On Tue, 3 Jan 2017 15:44:13 -0800, Jim Thain <[log in to unmask]> wrote:

>The ancient Egyptians & Sumerians used similar writing systems to Chinese.
>Does anyone know how they organized things? If they had some sort of system
>for organizing their characters it would (at least for Egyptian) have to
>have been different than stroke order I would imagine.

As far as I know the cuneiform scripts, aside from the late ones like Ugaritic that were modelled on non-cuneiform alphabets or abjads, never had a lexicographic order.  Instead what they had was a canon of teaching texts -- syllabaries, thematic wordlists, homonym and homophone lists, bilingual dictionaries, vel sim. -- which between them were supposed to contain all the signs and sign combinations a scribe might need.  The dictionaries, Akkadian-Sumerian being the principal ones, had some local organising principles like going through multiple uses of the same sign together, or words with the same determinative together, but there was no notion of a global order to the writing system that they followed.  The stroke-based order seen in modern sign lists, first horizontals then diagonals then Winkelhaken then verticals etc., is a modern invention.

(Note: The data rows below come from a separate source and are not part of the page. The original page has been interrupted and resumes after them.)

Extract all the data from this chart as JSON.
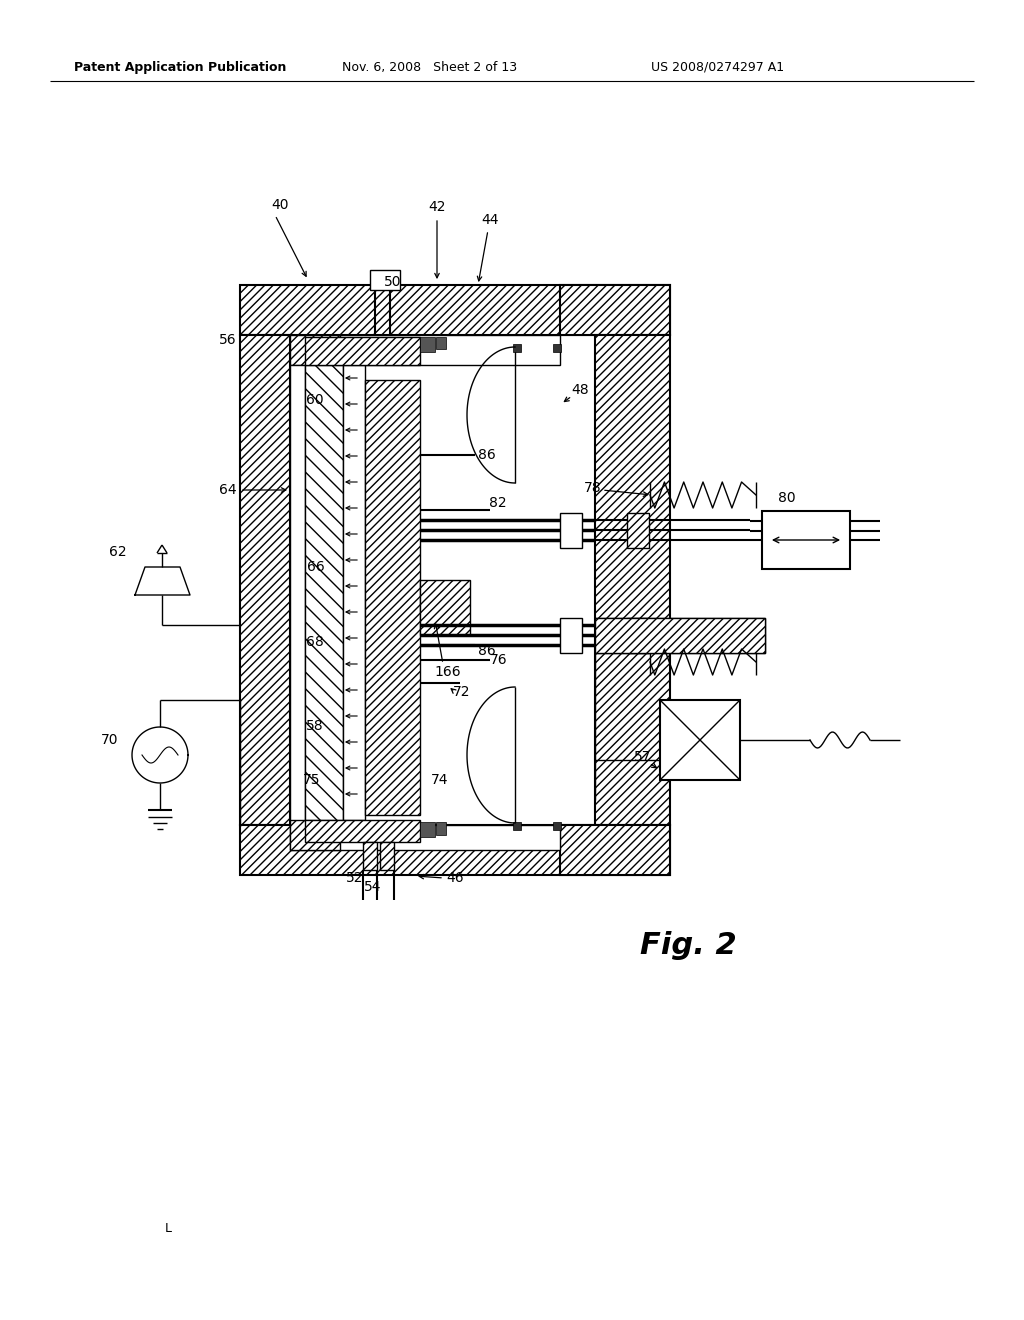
{
  "bg_color": "#ffffff",
  "lc": "#000000",
  "header_left": "Patent Application Publication",
  "header_mid": "Nov. 6, 2008   Sheet 2 of 13",
  "header_right": "US 2008/0274297 A1",
  "fig_label": "Fig. 2"
}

In Chinese too there were comparable traditions: you started by learning the Three Character Classic, the Thousand Character Classic, and the Hundred Family Surnames, all of which were supposed to expose you to enough characters to get on with.  Giving an order to all the characters was a later process and one with an initial proliferation of different standards.  Some tried to use the Thousand Character Classic as an ordering, although it wasn't comprehensive.  The radical-based system which eventually reached fixation was that of the Kangxi dictionary; when it was composed basically no two dictionaries used the same radical system.  Also, none of the systems were exactly *good*: they all had various judgment calls regarding which of two plausible analyses the writer liked.  (How 烏 didn't end up under ⿃ in Kangxi is beyond me...)  It's enough of a mess that, even today, the Sinosphere's equivalent of our spelling bees are dictionary lookup bees.

All that said, if in Siye there is a clear formally-distinguished set of syllabic characters, including |CVV| vowel-contracted characters and whatnot, plus a minor residue of logograms (as I seem to remember from the last time you showed it off), I might expect that there would be an order for the phonetic characters, and logograms would be indexed by (some fixed citation) reading.